That same phony baloney about nonpartisanship was given by the Walt Disney Co. to explain its boneheaded decision not to distribute Michael Moore’s Fahrenheit 9/11 ($113 mil in box office and still climbing, as compared to flops like The Alamo, Hidalgo, Around the World in 80 Days and King Arthur the studio did release). Yet Eisner’s company enjoys a wealth of perks from Bush and bro’, from Homeland Security’s March 2003 granting of a no-fly zone over Disney World, to tax breaks for its theme parks and hotels in Florida, where Br’er Jeb just happens to be governor.
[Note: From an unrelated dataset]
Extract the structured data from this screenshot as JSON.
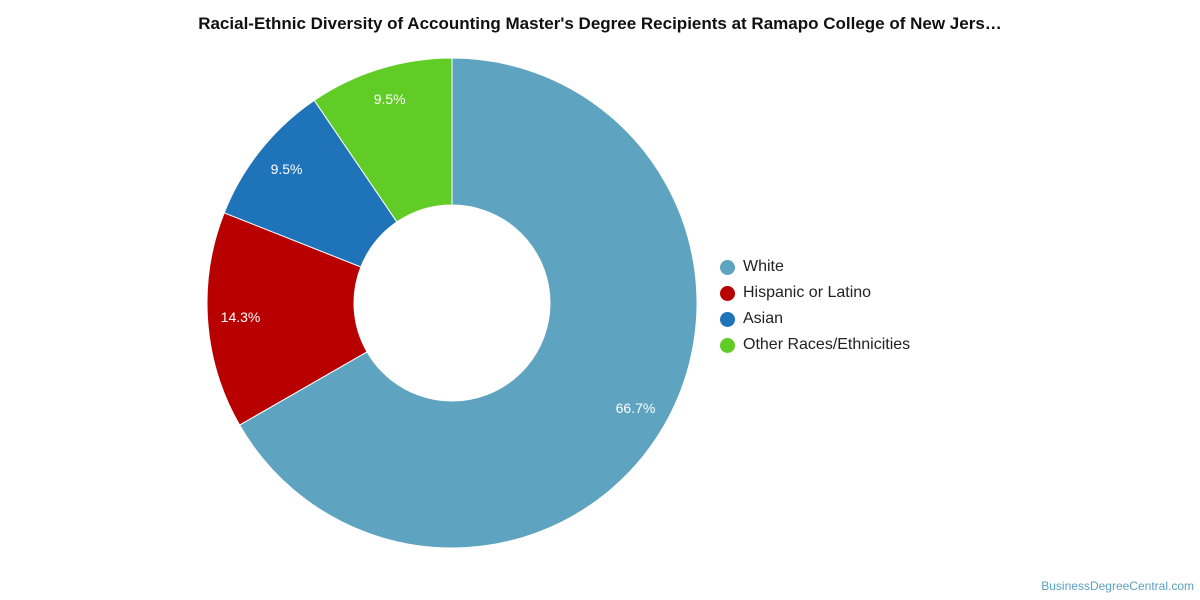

In any case, after this month’s vacation cease-fire, the NYT-LAT battling begins intensifying when the troop movements are in place. To recap, movie editor Michael Cieply defected from the LAT to the NYT, as did film critic Manohla Dargis, music business writer Jeff Leeds and architecture critic Nicolai Ouroussoff.
To counter, the LAT made TV critic Carina Chocano into Dargis Lite while Calendar columnist Paul Brownfield became Mr. Chocano. Then, Spring Street added Maria Russo from the New York Observer and Amy Wallace from Los Angeles magazine to estrogen up its editing staff. But did Wallace jump too soon? After all, she coulda been a contendah for the NYT’s second Hollywood gig. Instead, she sounds like journalism’s version of Xena: The Warrior Princess with eye-rolling pronouncements guaranteed to endear her to the bosses: “The L.A. Times is going to be at war with the N.Y. Times over entertainment coverage,” she told the Weekly recently. “And you know what? We’re going to win!”
All well and good, but if an army marches on its stomach, as Napoleon’s said, then we contend newsroom soldiers need at least a computer. On Tuesday, an amusing little NYT memo announcing not just the literal but the physical reorganization of the Culture section reminded the staff of the “downside” of all this hiring: not enough desks.